Calculating your Maximum Heart Rate
In-order to increase the efficiency of your workouts it is important to know what your maximum heart rate is. This allows us to calculate what you heart rate should be at different levels of intensity.
The calculation is very simple and goes as follows:
220 – (Your Age) = Maximum Heart Rate
It is possible to exceed your maximum heart rate however it isn’t advised and could potentially put your health at risk. During a workout it is handy if you can monitor your heart rate and adjust your workout to reach your desired heart rate. There are quite often heart rate monitors built into the gym equipment, however not all do and some can be inaccurate. You could press your two inside fingers gently against the carotid artery in your neck or blood vessels in your wrist and start counting, but that would be rather difficult in the middle of a workout! This has resulted in a huge amount of heart rate monitors being developed that have a massive range of features.

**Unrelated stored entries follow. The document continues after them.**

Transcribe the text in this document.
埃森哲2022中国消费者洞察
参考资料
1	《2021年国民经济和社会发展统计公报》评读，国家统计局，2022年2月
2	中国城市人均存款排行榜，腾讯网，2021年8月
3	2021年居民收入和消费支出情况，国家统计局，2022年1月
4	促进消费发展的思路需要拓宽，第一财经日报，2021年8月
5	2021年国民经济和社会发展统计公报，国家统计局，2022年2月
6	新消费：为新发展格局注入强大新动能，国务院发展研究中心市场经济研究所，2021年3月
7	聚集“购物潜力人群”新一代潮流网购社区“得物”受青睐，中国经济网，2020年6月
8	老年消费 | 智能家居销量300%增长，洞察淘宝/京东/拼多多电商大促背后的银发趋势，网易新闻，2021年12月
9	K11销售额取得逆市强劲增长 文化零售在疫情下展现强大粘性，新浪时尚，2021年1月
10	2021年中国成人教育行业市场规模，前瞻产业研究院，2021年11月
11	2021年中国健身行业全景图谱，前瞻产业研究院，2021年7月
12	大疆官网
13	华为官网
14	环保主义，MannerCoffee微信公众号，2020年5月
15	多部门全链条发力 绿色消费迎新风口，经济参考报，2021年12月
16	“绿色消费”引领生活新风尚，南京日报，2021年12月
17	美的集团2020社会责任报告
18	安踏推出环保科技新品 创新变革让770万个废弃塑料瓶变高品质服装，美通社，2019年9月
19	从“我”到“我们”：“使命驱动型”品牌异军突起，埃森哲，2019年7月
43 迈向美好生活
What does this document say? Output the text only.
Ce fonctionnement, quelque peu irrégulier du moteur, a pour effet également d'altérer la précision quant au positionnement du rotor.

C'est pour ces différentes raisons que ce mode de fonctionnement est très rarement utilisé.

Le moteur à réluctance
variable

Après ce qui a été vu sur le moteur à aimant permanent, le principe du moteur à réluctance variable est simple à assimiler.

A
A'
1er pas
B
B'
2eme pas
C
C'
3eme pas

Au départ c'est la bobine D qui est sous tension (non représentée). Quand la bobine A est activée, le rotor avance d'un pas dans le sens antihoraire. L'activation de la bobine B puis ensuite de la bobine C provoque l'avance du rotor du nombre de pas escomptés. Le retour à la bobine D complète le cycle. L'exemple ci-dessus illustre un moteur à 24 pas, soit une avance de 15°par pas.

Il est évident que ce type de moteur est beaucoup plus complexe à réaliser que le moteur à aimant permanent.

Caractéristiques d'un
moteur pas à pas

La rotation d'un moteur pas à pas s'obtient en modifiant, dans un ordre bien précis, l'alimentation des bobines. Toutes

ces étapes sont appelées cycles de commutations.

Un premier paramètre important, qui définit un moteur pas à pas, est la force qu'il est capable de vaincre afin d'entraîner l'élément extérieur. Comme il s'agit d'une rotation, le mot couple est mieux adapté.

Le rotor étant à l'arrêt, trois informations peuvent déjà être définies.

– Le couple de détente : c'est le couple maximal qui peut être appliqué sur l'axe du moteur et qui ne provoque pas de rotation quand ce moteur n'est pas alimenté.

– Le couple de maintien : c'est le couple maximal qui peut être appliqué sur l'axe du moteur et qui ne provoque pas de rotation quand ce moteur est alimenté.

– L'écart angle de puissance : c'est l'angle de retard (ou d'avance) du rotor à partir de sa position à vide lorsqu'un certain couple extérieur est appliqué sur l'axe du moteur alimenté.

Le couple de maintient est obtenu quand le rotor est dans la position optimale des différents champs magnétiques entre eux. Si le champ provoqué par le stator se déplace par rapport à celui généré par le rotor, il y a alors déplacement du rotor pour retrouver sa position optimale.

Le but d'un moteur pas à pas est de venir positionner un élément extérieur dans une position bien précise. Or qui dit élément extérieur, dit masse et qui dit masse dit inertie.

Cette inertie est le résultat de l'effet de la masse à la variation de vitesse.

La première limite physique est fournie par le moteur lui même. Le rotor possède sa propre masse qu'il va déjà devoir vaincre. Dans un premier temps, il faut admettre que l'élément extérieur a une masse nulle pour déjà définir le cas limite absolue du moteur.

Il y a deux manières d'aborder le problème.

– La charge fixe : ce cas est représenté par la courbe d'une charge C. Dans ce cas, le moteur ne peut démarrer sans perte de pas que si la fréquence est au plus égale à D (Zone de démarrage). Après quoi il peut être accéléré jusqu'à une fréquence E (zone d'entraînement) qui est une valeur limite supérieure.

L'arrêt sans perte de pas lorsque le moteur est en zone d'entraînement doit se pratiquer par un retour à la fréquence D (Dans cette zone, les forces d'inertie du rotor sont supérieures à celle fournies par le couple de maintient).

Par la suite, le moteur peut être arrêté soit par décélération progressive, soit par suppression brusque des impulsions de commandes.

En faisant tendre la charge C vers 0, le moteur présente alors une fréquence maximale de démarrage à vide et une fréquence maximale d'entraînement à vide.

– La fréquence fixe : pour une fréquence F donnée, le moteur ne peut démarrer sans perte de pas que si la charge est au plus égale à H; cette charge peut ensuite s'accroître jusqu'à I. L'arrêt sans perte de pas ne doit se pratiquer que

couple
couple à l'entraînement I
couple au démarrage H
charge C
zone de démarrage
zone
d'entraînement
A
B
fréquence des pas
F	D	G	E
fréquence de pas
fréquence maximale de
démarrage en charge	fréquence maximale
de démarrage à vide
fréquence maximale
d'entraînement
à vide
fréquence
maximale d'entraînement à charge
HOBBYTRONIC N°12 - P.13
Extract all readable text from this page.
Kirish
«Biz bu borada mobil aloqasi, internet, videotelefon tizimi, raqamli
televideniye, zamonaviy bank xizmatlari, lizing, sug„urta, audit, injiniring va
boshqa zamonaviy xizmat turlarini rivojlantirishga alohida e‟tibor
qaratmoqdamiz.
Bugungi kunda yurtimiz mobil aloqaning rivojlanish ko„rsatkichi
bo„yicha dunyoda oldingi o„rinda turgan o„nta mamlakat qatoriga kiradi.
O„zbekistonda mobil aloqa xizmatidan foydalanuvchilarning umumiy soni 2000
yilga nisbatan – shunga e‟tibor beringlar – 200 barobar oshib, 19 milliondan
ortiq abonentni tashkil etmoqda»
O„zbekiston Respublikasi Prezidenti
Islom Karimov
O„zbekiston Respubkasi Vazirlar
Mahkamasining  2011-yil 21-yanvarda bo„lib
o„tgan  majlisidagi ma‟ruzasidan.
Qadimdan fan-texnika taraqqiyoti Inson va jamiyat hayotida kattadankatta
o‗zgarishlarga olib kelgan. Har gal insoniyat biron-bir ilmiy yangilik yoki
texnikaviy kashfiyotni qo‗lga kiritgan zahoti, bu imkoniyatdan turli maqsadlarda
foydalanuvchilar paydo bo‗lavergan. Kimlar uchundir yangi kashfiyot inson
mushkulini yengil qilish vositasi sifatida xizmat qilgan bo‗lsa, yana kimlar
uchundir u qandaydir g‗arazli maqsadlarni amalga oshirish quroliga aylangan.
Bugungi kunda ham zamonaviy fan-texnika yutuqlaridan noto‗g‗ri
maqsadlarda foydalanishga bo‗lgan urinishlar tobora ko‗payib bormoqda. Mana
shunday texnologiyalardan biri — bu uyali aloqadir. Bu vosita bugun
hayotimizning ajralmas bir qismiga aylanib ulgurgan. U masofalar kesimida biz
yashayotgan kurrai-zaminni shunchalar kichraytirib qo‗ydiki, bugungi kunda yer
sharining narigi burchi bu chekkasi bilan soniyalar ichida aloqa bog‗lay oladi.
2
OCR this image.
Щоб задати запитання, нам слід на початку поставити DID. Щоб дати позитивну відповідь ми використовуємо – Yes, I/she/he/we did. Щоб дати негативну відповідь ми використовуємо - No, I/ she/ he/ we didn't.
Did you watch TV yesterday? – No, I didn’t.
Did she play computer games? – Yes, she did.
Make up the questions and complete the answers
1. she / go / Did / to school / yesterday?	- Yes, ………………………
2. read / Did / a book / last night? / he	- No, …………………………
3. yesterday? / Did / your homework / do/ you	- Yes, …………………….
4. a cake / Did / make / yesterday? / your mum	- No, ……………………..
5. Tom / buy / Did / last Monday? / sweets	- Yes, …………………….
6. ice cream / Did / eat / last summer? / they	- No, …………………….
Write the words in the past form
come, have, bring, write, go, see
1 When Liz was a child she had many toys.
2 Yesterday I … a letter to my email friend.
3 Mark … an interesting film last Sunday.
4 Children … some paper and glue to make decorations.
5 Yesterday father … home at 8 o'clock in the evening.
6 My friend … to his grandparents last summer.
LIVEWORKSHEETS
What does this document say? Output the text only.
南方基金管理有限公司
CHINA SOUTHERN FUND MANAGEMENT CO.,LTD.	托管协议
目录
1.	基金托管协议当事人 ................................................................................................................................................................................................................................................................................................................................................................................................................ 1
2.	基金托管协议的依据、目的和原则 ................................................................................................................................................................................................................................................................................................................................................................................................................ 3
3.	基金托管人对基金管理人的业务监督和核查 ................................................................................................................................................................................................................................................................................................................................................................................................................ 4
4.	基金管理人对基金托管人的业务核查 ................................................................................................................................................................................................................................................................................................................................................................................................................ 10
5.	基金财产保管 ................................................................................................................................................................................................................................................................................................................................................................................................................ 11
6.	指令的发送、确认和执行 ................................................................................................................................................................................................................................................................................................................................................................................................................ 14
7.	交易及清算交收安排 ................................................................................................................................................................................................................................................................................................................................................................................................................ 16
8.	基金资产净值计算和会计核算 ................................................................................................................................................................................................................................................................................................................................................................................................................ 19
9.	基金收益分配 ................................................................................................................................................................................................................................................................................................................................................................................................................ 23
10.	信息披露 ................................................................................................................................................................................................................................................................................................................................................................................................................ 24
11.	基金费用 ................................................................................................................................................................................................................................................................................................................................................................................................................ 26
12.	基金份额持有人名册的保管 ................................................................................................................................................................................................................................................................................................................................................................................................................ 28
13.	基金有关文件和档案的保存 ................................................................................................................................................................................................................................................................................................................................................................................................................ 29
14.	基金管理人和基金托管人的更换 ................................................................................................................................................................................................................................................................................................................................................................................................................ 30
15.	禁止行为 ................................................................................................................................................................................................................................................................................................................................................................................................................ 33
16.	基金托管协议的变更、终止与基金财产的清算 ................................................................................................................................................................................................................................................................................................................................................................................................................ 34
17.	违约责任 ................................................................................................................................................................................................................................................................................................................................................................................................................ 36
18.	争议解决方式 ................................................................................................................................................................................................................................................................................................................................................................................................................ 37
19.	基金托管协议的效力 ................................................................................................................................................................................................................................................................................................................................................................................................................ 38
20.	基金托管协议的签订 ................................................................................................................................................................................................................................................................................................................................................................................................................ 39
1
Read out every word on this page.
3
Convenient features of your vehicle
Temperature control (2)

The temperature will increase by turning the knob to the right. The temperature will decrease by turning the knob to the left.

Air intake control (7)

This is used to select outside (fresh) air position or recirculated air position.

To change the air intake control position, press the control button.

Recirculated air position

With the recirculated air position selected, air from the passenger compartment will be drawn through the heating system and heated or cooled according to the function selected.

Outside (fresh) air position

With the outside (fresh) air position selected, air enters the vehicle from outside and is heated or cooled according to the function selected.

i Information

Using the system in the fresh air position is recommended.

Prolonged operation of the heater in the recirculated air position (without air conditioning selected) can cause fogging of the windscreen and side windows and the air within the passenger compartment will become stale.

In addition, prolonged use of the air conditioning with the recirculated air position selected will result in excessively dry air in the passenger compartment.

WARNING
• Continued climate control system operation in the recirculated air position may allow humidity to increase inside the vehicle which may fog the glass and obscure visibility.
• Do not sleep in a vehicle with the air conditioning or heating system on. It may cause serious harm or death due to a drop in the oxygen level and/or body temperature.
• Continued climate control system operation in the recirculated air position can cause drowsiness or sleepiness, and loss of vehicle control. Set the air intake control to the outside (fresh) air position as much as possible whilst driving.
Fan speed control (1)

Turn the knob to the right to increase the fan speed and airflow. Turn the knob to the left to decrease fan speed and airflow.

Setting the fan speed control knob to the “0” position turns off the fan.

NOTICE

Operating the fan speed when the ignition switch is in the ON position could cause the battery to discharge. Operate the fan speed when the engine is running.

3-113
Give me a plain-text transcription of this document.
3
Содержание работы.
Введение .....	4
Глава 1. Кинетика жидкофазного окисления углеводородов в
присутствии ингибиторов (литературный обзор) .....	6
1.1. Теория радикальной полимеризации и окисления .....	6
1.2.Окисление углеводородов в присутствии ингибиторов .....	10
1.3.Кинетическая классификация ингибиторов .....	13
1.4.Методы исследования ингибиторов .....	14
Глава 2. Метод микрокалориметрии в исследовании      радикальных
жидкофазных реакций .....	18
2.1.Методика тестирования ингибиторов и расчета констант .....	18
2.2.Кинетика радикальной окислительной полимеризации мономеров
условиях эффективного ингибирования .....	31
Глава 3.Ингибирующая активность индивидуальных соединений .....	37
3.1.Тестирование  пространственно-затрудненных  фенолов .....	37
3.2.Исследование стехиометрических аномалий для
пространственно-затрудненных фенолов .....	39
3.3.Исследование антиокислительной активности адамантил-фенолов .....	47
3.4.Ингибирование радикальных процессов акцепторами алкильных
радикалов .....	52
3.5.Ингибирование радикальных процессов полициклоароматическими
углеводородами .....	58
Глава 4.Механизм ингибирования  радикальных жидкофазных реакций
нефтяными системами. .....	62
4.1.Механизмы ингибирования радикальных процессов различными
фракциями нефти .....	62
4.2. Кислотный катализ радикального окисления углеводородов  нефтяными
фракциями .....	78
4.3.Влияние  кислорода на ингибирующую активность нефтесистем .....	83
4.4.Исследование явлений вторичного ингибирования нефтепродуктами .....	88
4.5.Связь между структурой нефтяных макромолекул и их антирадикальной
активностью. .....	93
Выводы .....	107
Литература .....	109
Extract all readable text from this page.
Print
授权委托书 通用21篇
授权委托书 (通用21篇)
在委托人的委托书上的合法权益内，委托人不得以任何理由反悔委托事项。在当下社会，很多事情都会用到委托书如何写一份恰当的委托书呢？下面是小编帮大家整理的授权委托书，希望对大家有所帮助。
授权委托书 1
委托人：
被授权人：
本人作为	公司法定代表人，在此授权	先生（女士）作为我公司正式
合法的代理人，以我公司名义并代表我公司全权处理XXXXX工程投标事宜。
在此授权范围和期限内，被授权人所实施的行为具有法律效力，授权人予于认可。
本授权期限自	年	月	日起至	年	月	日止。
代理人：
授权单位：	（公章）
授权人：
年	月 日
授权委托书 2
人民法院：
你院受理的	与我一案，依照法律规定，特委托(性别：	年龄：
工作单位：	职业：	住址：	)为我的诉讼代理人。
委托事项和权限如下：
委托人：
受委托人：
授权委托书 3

Finding Your Resting Heart Rate
You will also need to find out what your resting heart rate is. All you need to do is go have a lie down somewhere peaceful and relax. After 20 minutes of relaxing make sure you can clearly see a clock and press your fingers against the carotid artery in your neck just enough so you can feel your heart beat. Don’t push so hard you cut the blood flow off! Once you feel the heart beat start counting the beats as a minute passes on the clock.
Heart Rate Training Zones
If you want to take your workout to the next level you can take the calculations one step further and target specific heart rate zones that have slightly different effects on the body. They go as follows:
The Recovery Zone/ Energy Efficient Zone – 60% to 70%
- This zone helps to improve endurance
The Aerobic Zone – 70% to 80%
- This zone helps to improve your cardiovascular performance increasing your body’s ability to take oxygenated blood to the working muscles.
The Anaerobic Zone – 80% to 90%
- Training between 80% and 90% will result in the lactic acid being produced. The amount of fat being burnt will decrease as your body starts using the glycogen stored in your muscles.
The Red Line Zone – 90% to 100%
- Red lining your body doesn’t sound particularly good but training in this zone is possible for short periods of time. This area tends to only be used for interval training developing your fast twitch muscle fibers and improve your speed.
How to calculate a zone
To calculate a zone heart rate you need to do the following:
- Subtract your resting heart rate from your maximum heart rate, leaving you with your reserve heart rate.
- Multiply the reserve heart rate by the percentage of the intensity zone you desire.
- Add this figure to your original resting heart rate and this is your final target heart rate.
I shall use myself as an example and calculate 75%. My maximum heart rate is 191 and my resting heart rate is 60.
- Maximum Heart Rate – Resting Heart Rate = 191 – 60 = 131
- 131 x .75 (75%) = 98
- 98 + resting heart rate (60) = 158 bpm
If you are just getting back into exercising I would recommend starting off between 60% and 70% until you feel confident enough to push yourself harder and progress into the next zones. At first it can be quite tricky to maintain a consistent intensity and requires a great level of discipline. Therefore set aside some time to just get used to the change in workout system.
Your heart is a muscle therefore you will find as you become fitter your heart rate will change a little bit as it becomes stronger and more efficient at working as a pump. So it can be good to retake your resting heart rate every now and again.